L’œuvre majestueuse de Viret est bien la réponse divine apte à assouvir la soif qui nous hante d’une intelligence du monde autre qu’issue du désert des sciences de l’unique mesurable ; autre que celle d’une jungle panthéiste, qui idolâtre une nature informe et sauvage. Ce troisième tome de l’instruction chrétienne vient à son heure, comblant l’attente de ceux qui cherchent à percevoir, dans la bonne et bienfaisante création de Dieu lue à la lumière de Sa révélation écrite, la plénitude de sens et de beauté dont, par notre folle rage d’abstraction, nous l’en avons, depuis bientôt cinq siècles, privée.
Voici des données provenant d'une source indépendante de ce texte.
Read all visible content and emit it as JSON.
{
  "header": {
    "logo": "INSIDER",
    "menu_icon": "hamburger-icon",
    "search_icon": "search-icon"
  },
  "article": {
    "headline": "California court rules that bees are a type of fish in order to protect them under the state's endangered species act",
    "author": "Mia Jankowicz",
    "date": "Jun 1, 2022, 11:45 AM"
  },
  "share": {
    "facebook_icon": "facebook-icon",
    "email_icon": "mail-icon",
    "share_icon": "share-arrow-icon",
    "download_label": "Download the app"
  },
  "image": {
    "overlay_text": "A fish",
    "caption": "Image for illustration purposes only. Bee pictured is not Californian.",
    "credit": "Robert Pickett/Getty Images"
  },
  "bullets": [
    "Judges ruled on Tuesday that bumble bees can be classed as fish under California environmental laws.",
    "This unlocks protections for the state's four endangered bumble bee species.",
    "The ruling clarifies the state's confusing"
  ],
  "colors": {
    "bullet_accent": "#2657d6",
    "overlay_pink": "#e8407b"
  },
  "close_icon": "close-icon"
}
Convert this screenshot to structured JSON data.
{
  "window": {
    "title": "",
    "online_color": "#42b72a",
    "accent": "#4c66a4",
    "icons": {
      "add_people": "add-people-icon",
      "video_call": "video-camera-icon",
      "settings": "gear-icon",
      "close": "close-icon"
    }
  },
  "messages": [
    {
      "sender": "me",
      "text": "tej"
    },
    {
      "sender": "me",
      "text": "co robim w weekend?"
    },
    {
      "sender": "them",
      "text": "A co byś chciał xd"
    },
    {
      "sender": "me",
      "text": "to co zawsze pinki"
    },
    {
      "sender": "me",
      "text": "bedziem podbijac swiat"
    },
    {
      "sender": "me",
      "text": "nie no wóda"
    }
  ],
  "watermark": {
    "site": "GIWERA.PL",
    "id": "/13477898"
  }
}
Que l’Association Pierre Viret, les Éditions L’Âge d’Homme et le pasteur Arthur-Louis Hofer, sans le labeur savant, et parfois truculent, duquel ces trois tomes n’auraient jamais revu le jour, soient remerciés de nous rendre à nouveau l’accès à cette œuvre immense qui, de manière si familière et attachante, ouvre tout à nouveau les portes pour nous au sens théologique, spirituel et moral concret de la création divine ; œuvre édifiée par Pierre Viret au moment même où s’apprêtait l’étouffement – que l’on affirmait définitif – de cette vision créationnelle immémoriale si vraie et si vivifiante du monde, cela sous le fatras des abstractions d’une nouvelle perception du cosmos d’où allaient être exclus tout à la fois Dieu, tout sens et toute beauté.